3. **Turns 5-6**: Back on Anthropic. The translator passes `Content::Thinking` through unchanged. Anthropic sees the original thinking blocks from turns 1-3 exactly as they were produced.
The original thinking blocks from turns 1-3 are never lost. They remain in the canonical history and are available whenever the session returns to a provider that supports them.
---
## Content type translation rules
The `DefaultContextTranslation` implementation applies these rules per target provider:
### Content::Thinking
| Anthropic | Kept as-is |
| OpenAI Completions | Converted to `Content::Text` with `[Reasoning]` prefix |
| OpenAI Responses | Converted to `Content::Text` with `[Reasoning]` prefix |
| Azure OpenAI | Converted to `Content::Text` with `[Reasoning]` prefix |
| Google Gemini | Dropped (unsupported) |
| Google Vertex | Dropped (unsupported) |
| Amazon Bedrock | Dropped (unsupported) |
### All other content types
`Content::Text`, `Content::Image`, and `Content::ToolCall` pass through unchanged for all providers.
### Message-level behavior
Only `Message::Assistant` messages are translated (since they are the only ones that carry provider-specific content types). `Message::User` and `Message::ToolResult` pass through unchanged.
---
## The ContextTranslationStrategy trait
```rust
pub trait ContextTranslationStrategy: Send + Sync {
/// Translate a slice of messages for the given target provider protocol.
fn translate_for_provider(&self, messages: &[Message], target: ApiProtocol) -> Vec<Message>;
}
```
The trait receives the full message slice and the target `ApiProtocol` enum variant. It returns a new `Vec<Message>` with translations applied.
### DefaultContextTranslation
The built-in implementation applies the content type rules described above. It is the default when no custom strategy is provided.
### Custom strategies
Implement the trait to define custom translation logic:
```rust
use phi_core::provider::context_translation::{ContextTranslationStrategy, DefaultContextTranslation};
use phi_core::provider::model::ApiProtocol;
use phi_core::types::content::Message;
struct MyTranslation;
impl ContextTranslationStrategy for MyTranslation {
fn translate_for_provider(&self, messages: &[Message], target: ApiProtocol) -> Vec<Message> {
// Custom logic here — e.g., strip all images for text-only providers
// Fall back to default for everything else
DefaultContextTranslation.translate_for_provider(messages, target)
}
}
```
---
## Usage
### On AgentLoopConfig
Set the `context_translation` field to inject a strategy into the agent loop:
```rust
use std::sync::Arc;
use phi_core::agent_loop::AgentLoopConfig;
use phi_core::provider::context_translation::DefaultContextTranslation;
use phi_core::provider::ModelConfig;
let config = AgentLoopConfig {
model_config: ModelConfig::openai("gpt-4o", "GPT-4o", &api_key),
context_translation: Some(Arc::new(DefaultContextTranslation)),
..Default::default()
};
```
When `context_translation` is `Some`, the loop calls `translate_for_provider()` on the message slice before each LLM call. When `None`, messages are passed to the provider as-is.

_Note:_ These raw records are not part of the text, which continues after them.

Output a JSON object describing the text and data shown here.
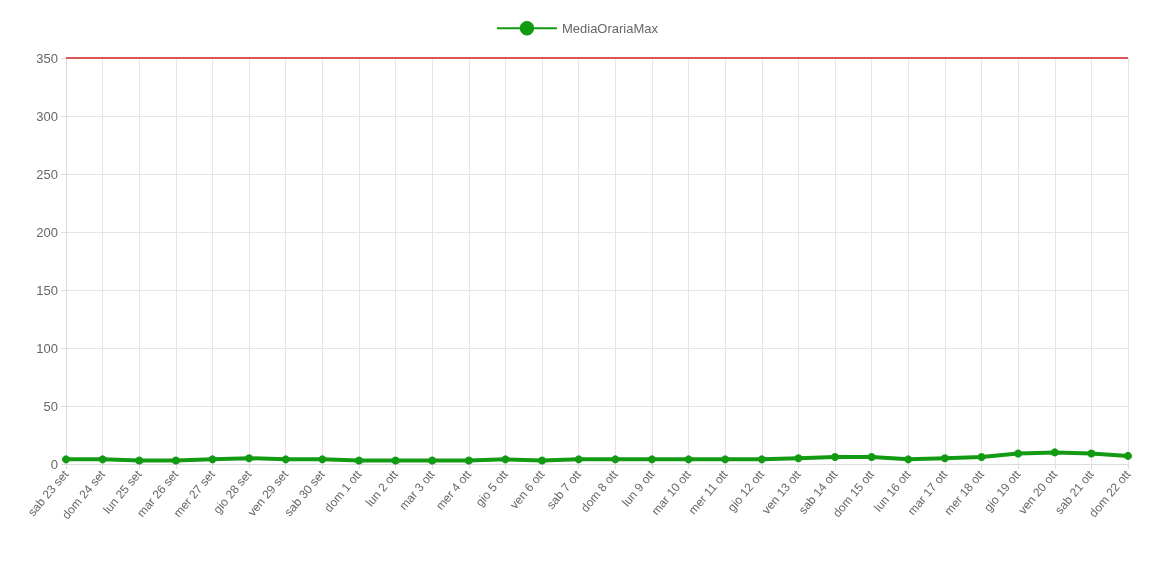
{
  "chart_data": {
    "type": "line",
    "categories": [
      "sab 23 set",
      "dom 24 set",
      "lun 25 set",
      "mar 26 set",
      "mer 27 set",
      "gio 28 set",
      "ven 29 set",
      "sab 30 set",
      "dom 1 ott",
      "lun 2 ott",
      "mar 3 ott",
      "mer 4 ott",
      "gio 5 ott",
      "ven 6 ott",
      "sab 7 ott",
      "dom 8 ott",
      "lun 9 ott",
      "mar 10 ott",
      "mer 11 ott",
      "gio 12 ott",
      "ven 13 ott",
      "sab 14 ott",
      "dom 15 ott",
      "lun 16 ott",
      "mar 17 ott",
      "mer 18 ott",
      "gio 19 ott",
      "ven 20 ott",
      "sab 21 ott",
      "dom 22 ott"
    ],
    "series": [
      {
        "name": "MediaOrariaMax",
        "color": "#129a12",
        "values": [
          4,
          4,
          3,
          3,
          4,
          5,
          4,
          4,
          3,
          3,
          3,
          3,
          4,
          3,
          4,
          4,
          4,
          4,
          4,
          4,
          5,
          6,
          6,
          4,
          5,
          6,
          9,
          10,
          9,
          7
        ]
      }
    ],
    "ylim": [
      0,
      350
    ],
    "yticks": [
      0,
      50,
      100,
      150,
      200,
      250,
      300,
      350
    ],
    "ref_lines": [
      {
        "axis": "y",
        "value": 350,
        "color": "#e05555"
      }
    ],
    "grid": true,
    "legend": "top",
    "marker": "circle",
    "line_style": "solid"
  }
}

### When to enable translation
Enable context translation when:
- Your agent may switch providers mid-session (e.g., using different models for different tasks)
- You are loading session history that was produced by a different provider
- You are running parallel sub-agents on different providers that share context
If your agent always uses a single provider, translation is unnecessary.